The current WMCS VPS OpenStack services are running on active/standby controllers. These endpoints are configured to point directly at a single controller.
openstack endpoint list --interface public -c "Service Name" -c "Service Type" -c "URL"
+--------------+--------------+------------------------------------------------------------------------+
| Service Name | Service Type | URL |
+--------------+--------------+------------------------------------------------------------------------+
| glance | image | http://cloudcontrol1003.wikimedia.org:9292 |
| designate | dns | http://cloudservices1003.wikimedia.org:9001 |
| neutron | network | http://cloudcontrol1003.wikimedia.org:9696 |
| keystone | identity | http://cloudcontrol1003.wikimedia.org:5000/v3 |
| nova | compute | http://cloudcontrol1003.wikimedia.org:8774/v2.1 |
| proxy | proxy | http://proxy-eqiad1.wmflabs.org:5668/dynamicproxy-api/v1/$(tenant_id)s |
+--------------+--------------+------------------------------------------------------------------------+
This approach to HA is fairly simple and straightforward, but it does allow for periods of service interruption. This approach becomes more complex on operations by requiring manual changes to the endpoint configuration of each service to recover from or survive through outages or configuration changes.

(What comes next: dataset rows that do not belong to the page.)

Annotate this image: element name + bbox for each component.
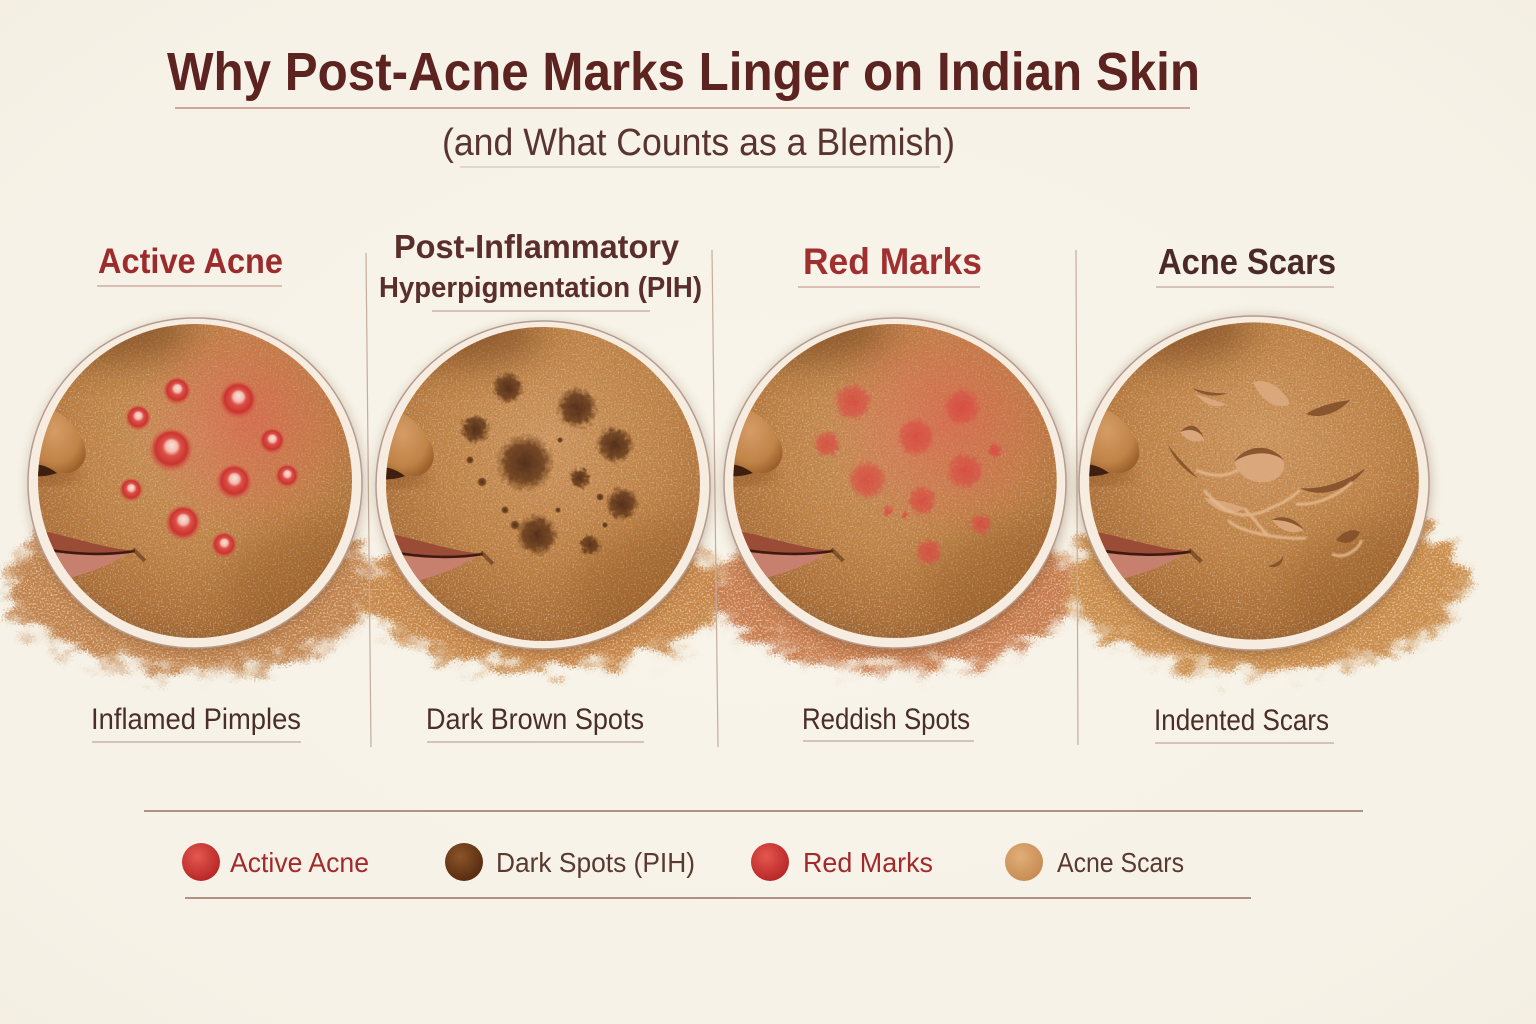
legend bbox=[182, 843, 1184, 881]
skin circle: active acne bbox=[22, 314, 370, 657]
caption: indented scars: Indented Scars bbox=[1154, 704, 1329, 737]
title: Why Post-Acne Marks Linger on Indian Skin bbox=[167, 42, 1200, 102]
heading: acne scars: Acne Scars bbox=[1158, 241, 1336, 282]
caption: inflamed pimples: Inflamed Pimples bbox=[91, 703, 301, 736]
caption: reddish spots: Reddish Spots bbox=[802, 703, 970, 736]
legend item: acne scars bbox=[1005, 843, 1184, 881]
legend item: red marks: Red Marks bbox=[803, 847, 933, 878]
skin texture splash band bbox=[7, 492, 1463, 672]
legend item: dark spots: Dark Spots (PIH) bbox=[496, 847, 695, 878]
heading: post-inflammatory hyperpigmentation: Post-Inflammatory bbox=[394, 228, 680, 265]
heading: post-inflammatory hyperpigmentation bbox=[379, 228, 702, 311]
panel: PIH bbox=[373, 228, 753, 742]
legend item: red marks bbox=[751, 843, 933, 881]
skin circle: acne scars bbox=[1076, 297, 1474, 663]
panel: red marks bbox=[720, 241, 1111, 741]
panel: acne scars bbox=[1076, 241, 1474, 743]
legend item: active acne bbox=[182, 843, 369, 881]
heading: post-inflammatory hyperpigmentation: Hyperpigmentation (PIH) bbox=[379, 272, 702, 304]
panel: active acne bbox=[25, 242, 405, 742]
legend item: active acne: Active Acne bbox=[230, 847, 369, 878]
caption: dark brown spots: Dark Brown Spots bbox=[426, 703, 644, 736]
skin circle: red marks bbox=[717, 312, 1075, 660]
skin circle: PIH bbox=[373, 302, 753, 664]
heading: active acne: Active Acne bbox=[98, 242, 283, 281]
subtitle: (and What Counts as a Blemish) bbox=[442, 122, 955, 164]
heading: red marks: Red Marks bbox=[803, 241, 982, 282]
legend item: dark spots bbox=[445, 843, 695, 881]
legend item: acne scars: Acne Scars bbox=[1057, 847, 1184, 878]
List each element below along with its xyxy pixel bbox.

More information on the process to switch active/standby endpoints https://wikitech.wikimedia.org/wiki/Portal:Cloud_VPS/Admin/Troubleshooting#Fail-over
Proposed design
requirements
- Each OpenStack controller must be able to fully support the OpenStack control plane on its own with no cross dependencies.
- No manual intervention required to survive from a service failure, restart or single host outage.
load balancing
To take full advantage of multiple OpenStack controllers and its native REST-full capabilities a load balancer can be used to spread traffic across multiple backend instances. HAproxy is a layer7 load balancer that provides advanced routing and health check capabilities. HAproxy is used for other services in WMF today and is also a popular solution found in many other OpenStack deployments.
To ensure that there are no cross dependencies and maintain client sticky sessions each controller will run a standalone (no peering) HAproxy instance.
Networking
HAproxy will need an IPv4 or IPv6 interface to bind to. This should be a separate interface that can be activated on any of the hosts supporting HAproxy.
endpoint mapping
A service endpoint can only have one definition per public, internal or admin interface. Endpoints will be directed to the active HAproxy instance
The DNS entry used for the endpoint URL will map to a single IPv4 or IPv6 address that is dedicated to HAproxy. This address should be different than the existing interface the OpenStack services are bound to. By using a different interface we'll avoid having to maintain custom port maps.